I love his story of wrestling to a full house at Westfield Parramatta and about the time the Dazzler witnessed the culinary habits of American megastar wrestler Andre the Giant. Let’s just say, if Jenny Craig had seen what Andre ate that night, she would have been appalled.
We learn that as a gay man, the Dazzler lived during a turbulent period in Australia’s queer history – the height of the AIDS epidemic and when many states still outlawed homosexual acts. The Dazzler isn’t coy about telling us about his colourful social life on the Golden Mile (Oxford Street) though and of having to be mindful not to fall prey to ‘ring rats’ (well, except for one memorable occasion).
He also reveals some of his emotional and health struggles that are raw and troubling and about the drug culture that ruined some other lives in the wrestling fraternity. Then about the incident on a particular day in 1982 that shows how a simple human interaction can change the course of someone’s life (and we’re glad it did). The memoir is about getting to know the full Dazzler, even when life isn’t particularly dazzling.

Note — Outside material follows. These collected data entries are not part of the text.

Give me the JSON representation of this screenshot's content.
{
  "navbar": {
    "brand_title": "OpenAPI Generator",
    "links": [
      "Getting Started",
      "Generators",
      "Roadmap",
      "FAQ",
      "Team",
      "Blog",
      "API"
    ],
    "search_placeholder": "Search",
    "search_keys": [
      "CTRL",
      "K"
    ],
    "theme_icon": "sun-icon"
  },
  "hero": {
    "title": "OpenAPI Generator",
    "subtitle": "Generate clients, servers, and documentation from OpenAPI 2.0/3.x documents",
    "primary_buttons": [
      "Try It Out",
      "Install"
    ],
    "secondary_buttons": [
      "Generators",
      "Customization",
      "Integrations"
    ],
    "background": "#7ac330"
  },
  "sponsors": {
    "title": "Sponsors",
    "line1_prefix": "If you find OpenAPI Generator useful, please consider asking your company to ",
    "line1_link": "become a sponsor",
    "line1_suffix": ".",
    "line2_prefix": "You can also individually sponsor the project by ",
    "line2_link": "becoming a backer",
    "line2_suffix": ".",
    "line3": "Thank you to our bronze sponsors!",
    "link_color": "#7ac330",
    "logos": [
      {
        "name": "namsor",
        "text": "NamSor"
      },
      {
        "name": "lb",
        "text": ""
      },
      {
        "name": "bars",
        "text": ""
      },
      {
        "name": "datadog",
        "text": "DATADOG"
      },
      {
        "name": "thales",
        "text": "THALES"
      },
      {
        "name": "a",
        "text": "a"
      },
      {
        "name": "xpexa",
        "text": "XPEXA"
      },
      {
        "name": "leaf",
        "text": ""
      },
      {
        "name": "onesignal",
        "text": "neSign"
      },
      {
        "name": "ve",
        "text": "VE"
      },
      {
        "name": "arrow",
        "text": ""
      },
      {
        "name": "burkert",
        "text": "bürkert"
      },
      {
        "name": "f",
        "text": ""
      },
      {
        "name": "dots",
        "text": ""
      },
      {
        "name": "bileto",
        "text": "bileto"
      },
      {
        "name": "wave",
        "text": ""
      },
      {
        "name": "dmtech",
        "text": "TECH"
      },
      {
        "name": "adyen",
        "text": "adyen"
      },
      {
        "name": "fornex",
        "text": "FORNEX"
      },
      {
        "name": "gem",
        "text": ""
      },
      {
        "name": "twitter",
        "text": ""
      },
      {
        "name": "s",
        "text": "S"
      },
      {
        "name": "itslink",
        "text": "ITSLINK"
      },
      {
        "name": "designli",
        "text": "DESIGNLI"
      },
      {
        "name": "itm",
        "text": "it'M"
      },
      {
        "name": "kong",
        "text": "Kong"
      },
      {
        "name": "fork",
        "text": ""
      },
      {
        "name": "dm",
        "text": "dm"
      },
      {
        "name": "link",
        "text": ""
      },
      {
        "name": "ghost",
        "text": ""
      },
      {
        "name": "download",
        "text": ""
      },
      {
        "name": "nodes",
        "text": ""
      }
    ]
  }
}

I’ve read through a few memoirs over the years and most of them have a glossy feeling, courtesy of a ghost writer and a marketing team, laying out the next phase of the storyteller’s career. As for the Dazzler, I felt I was sitting next to him at the local pub around the corner. Every word you read is his; he has no ulterior motive. He just wants to share his story, have a laugh and grab another cold one. If I do get to meet the Dazzler in person one day, the next round will definitely be on me.